Northeastern researchers' pioneering work to develop a novel method for growing uncultured bacteria led to the discovery of the antibiotic, and Lewis's lab played a key role in analyzing and testing the compound for resistance from pathogens. 

Lewis said this marks the first discovery of an antibiotic to which resistance by mutations of pathogens have not been identified. 

"So far, the strategy has been based on developing new antibiotics faster than the pathogens acquire resistance. Teixobactin presents a new opportunity to develop compounds that are essentially free of resistance," Lewis said. 

The screening of soil micro-organisms has produced most antibiotics, but only one per cent of these will grow in the lab, Lewis explained. He and Epstein spent years seeking to address this problem by tapping into a new source of antibiotics beyond those created by synthetic means: uncultured bacteria, which make up 99% of all species in external environments. 

They developed a novel method for growing uncultured bacteria in their natural environment.
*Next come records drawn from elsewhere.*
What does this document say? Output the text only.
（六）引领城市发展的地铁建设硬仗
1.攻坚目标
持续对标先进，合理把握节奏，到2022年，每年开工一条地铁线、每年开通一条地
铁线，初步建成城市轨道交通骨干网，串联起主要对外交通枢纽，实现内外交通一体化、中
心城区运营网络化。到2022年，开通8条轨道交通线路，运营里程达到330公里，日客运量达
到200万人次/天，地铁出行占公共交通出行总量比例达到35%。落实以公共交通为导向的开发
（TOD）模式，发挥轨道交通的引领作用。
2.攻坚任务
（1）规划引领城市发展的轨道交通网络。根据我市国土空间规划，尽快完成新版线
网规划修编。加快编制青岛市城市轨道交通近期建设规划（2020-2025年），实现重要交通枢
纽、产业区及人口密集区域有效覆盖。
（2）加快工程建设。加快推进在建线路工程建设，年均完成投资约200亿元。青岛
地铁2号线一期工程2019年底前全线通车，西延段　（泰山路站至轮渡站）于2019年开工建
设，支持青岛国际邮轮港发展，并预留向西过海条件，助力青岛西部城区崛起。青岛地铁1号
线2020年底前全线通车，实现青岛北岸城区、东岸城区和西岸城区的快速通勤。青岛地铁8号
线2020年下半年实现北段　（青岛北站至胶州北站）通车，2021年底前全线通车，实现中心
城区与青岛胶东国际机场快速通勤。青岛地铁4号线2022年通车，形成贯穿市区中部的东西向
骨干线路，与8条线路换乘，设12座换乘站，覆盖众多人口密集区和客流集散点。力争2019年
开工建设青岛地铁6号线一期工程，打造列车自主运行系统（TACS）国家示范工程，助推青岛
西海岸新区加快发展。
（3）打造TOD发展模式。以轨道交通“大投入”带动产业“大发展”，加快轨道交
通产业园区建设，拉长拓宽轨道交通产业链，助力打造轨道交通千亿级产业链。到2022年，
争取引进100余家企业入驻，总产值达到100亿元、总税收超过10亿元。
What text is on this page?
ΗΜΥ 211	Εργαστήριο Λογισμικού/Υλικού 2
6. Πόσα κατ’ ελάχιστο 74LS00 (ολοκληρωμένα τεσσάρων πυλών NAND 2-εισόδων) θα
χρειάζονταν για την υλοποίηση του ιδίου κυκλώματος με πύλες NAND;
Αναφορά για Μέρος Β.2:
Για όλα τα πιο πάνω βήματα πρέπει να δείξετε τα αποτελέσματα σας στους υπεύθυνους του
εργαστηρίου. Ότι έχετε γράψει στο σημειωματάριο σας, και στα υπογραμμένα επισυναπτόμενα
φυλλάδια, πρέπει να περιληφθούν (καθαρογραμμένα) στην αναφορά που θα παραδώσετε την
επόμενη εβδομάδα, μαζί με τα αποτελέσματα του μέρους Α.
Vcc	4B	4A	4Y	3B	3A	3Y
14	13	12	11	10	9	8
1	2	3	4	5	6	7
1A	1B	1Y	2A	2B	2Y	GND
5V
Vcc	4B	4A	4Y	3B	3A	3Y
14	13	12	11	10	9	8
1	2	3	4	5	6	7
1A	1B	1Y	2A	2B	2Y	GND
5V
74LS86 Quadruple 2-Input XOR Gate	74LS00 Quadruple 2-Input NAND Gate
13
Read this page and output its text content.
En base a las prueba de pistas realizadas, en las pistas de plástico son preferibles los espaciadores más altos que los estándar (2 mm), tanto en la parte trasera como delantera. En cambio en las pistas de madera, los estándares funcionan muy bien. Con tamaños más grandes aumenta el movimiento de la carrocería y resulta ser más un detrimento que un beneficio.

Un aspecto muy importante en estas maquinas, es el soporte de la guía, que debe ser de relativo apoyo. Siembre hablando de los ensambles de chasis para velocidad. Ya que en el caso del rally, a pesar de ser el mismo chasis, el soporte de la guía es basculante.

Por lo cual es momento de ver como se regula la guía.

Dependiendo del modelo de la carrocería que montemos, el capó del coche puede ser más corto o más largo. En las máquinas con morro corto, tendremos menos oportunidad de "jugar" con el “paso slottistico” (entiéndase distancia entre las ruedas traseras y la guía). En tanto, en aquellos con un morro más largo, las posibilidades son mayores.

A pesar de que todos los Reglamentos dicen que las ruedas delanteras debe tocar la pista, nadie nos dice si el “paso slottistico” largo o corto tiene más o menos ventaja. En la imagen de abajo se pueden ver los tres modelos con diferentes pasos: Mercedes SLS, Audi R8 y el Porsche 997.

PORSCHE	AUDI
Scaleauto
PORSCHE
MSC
Their approach involves the iChip, a miniature device Epstein's team created that can isolate and help grow single cells in their natural environment and provide researchers with much improved access to uncultured bacteria. 

"Novo Biotic has assembled about 50,000 strains of uncultured bacteria and discovered 25 new antibiotics, of which Teixobactin is the latest and most interesting," Lewis said. 

"Our impression is that nature produced a compound that evolved to be free of resistance," Lewis said. "This challenges the dogma that we've operated under that bacteria will always develop resistance. Well, maybe not in this case." 

Britain's chief medical officer, Dame Sally Davies, recently said antibiotic resistant was "as big a risk as terrorism", and warned that Britain faced returning to 19th century scourges when the smallest infection or operations could kill. 

WHO said a comprehensive study of antibiotic development, covering innovative, small firms, as well as pharmaceutical giants found that only 15 out of 167 antibiotics under development had a new mechanism of action with the potential to meet the challenge of multidrug resistance.